Concurrents complémentaires

Cette alliance renforcée permet en tout cas aux deux entreprises de se compléter. Lime n'opère pas de vélos, la force de Jump, et a besoin de se diversifier pour continuer à croître. Il lui faudrait des années pour développer son propre appareil et elle ne peut plus se permettre des investissements aussi massifs qu'avant, alors qu'elle cherche à atteindre la rentabilité. De son côté, Jump est largement distancié par Lime sur les trottinettes.
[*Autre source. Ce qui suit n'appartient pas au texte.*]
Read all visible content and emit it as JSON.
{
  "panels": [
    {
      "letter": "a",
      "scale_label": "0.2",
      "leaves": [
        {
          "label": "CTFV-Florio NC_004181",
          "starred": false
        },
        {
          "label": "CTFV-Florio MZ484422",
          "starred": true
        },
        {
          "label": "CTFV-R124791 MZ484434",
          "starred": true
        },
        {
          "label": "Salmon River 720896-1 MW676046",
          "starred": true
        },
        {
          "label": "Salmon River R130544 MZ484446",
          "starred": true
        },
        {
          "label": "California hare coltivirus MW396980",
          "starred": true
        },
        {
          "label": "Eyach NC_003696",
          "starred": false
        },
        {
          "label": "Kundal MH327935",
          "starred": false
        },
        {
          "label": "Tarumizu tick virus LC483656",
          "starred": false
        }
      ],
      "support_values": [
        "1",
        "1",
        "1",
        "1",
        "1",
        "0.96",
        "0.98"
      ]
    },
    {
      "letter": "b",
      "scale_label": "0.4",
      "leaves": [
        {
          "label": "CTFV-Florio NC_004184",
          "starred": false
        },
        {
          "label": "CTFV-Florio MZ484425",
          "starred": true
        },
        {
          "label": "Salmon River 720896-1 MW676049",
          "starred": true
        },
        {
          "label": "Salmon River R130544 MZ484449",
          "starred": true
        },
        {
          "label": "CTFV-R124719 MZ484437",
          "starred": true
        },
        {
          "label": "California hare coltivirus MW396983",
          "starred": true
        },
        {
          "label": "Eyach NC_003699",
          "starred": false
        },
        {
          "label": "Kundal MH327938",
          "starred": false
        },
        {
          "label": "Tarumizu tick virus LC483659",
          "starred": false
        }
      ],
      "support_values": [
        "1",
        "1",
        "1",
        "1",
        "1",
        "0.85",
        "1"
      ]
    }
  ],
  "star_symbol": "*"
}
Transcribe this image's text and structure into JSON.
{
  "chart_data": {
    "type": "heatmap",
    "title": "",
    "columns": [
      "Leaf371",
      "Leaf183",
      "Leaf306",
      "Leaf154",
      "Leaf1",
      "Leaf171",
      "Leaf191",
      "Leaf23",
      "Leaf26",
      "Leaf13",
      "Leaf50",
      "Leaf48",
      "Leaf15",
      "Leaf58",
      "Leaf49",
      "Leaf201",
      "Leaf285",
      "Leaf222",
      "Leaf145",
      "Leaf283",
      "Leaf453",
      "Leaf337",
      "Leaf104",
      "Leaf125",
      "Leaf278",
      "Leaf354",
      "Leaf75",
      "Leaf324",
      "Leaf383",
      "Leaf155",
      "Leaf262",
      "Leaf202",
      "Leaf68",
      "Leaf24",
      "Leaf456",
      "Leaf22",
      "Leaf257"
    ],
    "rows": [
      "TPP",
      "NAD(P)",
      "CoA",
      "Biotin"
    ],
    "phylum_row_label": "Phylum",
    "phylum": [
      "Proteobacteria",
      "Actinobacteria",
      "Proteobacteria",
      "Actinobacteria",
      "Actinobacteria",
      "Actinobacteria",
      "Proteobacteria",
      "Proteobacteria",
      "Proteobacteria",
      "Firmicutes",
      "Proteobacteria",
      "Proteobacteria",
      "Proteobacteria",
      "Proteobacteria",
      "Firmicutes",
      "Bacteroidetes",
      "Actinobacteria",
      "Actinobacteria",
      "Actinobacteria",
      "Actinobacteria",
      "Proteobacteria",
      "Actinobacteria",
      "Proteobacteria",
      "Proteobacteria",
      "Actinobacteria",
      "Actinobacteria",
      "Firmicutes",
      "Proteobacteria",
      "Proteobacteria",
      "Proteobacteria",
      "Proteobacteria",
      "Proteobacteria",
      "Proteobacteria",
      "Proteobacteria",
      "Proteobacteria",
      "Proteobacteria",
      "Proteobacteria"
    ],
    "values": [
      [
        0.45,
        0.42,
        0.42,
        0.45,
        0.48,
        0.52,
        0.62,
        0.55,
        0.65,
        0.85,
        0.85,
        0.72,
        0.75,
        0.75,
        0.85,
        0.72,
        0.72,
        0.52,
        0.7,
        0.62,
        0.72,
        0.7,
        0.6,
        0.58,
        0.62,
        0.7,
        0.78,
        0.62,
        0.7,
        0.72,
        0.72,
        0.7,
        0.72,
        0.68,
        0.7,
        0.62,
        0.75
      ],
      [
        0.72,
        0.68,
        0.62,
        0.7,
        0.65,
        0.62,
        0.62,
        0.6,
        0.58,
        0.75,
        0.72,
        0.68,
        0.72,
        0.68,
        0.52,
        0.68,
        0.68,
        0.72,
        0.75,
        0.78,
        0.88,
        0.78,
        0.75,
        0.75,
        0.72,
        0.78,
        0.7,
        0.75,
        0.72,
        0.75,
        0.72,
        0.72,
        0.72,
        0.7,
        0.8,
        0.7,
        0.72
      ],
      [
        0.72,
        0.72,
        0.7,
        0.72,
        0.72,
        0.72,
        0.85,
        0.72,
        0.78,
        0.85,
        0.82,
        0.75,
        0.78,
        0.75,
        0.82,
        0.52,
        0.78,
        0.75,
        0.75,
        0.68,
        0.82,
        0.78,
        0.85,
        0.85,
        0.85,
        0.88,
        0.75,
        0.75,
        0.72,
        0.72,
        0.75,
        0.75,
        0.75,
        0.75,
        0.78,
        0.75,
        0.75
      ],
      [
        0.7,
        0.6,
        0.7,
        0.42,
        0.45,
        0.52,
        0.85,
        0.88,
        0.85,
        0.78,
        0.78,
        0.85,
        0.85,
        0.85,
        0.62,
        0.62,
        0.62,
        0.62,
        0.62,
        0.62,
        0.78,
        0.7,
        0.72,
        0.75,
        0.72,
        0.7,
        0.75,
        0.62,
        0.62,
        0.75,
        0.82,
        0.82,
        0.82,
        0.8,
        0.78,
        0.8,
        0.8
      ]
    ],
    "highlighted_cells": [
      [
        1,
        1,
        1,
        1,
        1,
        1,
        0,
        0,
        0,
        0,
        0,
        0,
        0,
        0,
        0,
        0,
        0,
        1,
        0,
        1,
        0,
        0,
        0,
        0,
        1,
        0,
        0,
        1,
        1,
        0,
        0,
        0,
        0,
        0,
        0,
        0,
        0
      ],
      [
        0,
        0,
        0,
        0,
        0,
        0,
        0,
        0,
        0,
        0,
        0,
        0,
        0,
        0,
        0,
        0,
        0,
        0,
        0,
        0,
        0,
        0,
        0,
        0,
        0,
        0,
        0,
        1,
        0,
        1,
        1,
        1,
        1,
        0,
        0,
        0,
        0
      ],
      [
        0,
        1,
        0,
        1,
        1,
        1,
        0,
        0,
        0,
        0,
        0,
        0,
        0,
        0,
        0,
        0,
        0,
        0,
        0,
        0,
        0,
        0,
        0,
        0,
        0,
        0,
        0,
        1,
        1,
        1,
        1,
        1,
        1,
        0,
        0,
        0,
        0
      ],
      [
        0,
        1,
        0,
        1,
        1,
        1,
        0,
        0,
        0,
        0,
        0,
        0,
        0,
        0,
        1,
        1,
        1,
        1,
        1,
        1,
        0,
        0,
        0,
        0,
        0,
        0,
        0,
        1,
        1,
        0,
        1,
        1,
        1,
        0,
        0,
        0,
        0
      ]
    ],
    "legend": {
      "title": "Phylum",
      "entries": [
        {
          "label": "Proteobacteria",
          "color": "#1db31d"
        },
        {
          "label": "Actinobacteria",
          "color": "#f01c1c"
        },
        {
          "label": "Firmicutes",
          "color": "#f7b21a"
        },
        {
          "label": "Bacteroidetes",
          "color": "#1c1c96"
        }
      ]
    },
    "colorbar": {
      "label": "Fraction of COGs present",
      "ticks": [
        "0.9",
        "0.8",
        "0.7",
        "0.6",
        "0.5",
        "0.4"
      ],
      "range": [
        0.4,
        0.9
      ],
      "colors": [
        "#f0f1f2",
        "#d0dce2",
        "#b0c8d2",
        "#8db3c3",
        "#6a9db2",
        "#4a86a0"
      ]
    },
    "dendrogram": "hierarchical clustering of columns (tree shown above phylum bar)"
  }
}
Surtout, la grande nouveauté pour Uber lors de son rachat de Jump était que l'entreprise devenait pour la première fois un opérateur de services de transport, avec des flottes à déployer et entretenir ainsi que des entrepôts à louer.

En se séparant de Jump, Uber revient à sa recette originelle, celle d'une entreprise technologique qui laisse des partenaires se charger d'investir dans les capitaux physiques et leur trouve des clients contre une commission. Ainsi, comme dans le VTC ou la livraison de repas, l'appli Uber se contentera de mettre en relation des clients avec un service tiers de vélo, désormais opéré par Lime. C'est aussi pour Uber une manière de continuer à réduire ses coûts en externalisant ces opérations, qui occupent 500 salariés, alors que l'entreprise a déjà annoncé le licenciement de 14% de ses employés, soit 3 500 personnes, le 7 mai.

Valorisations en chute

"Ils ont mis 200 millions de dollars il y a deux ans pour acquérir Jump et avaient déjà investi dans Lime. Ils se sont dit qu'il fallait mettre tous leurs œufs dans le même panier, celui avec la plus grande échelle et qui était le plus proche de la rentabilité, à savoir Lime", analyse un acteur du secteur. "D'autant que Lime n'avait plus de cash et devait absolument lever des fonds en pleine crise, c'était l'occasion rêvée pour les ramasser à la petite cuillère", poursuit-il. En effet, selon The Information, qui avait révélé le deal quelques jours avant son annonce officielle, Lime a accepté une baisse de 80% de sa valorisation dans le cadre de cet investissement : 510 millions de dollars, contre 2,4 milliards lors de son précédent tour de table en 2019. Le site d'information précise d'ailleurs que l'accord offre à Uber l'option d'acquérir Lime à un prix fixe entre 2022 et 2024. Le délestage actuel pourrait donc n'être que temporaire.

Avec cette opération, Uber réalise un coup double : renforcer son contrôle sur le leader du secteur à bon prix, tout en affaiblissant ses concurrents. Car la valorisation rabaissée de 80% consentie par Lime aura des retombées sur le reste du secteur. "Cela réduit notre valorisation potentielle car quand nous irons voir un fonds d'investissement en demandant une certaine valorisation, ils nous diront 'pourtant Lime vaut beaucoup moins qu'avant aujourd'hui,' explique-t-on chez un concurrent. Déjà amorcée avant la crise et renforcée par celle-ci, la concentration du secteur pourrait profiter à Uber, qui a les moyens d'y participer, avec des réserves de cash de 9 milliards de dollars au premier trimestre 2020. Ça tombe bien : avec le coronavirus, les start-up sont en soldes.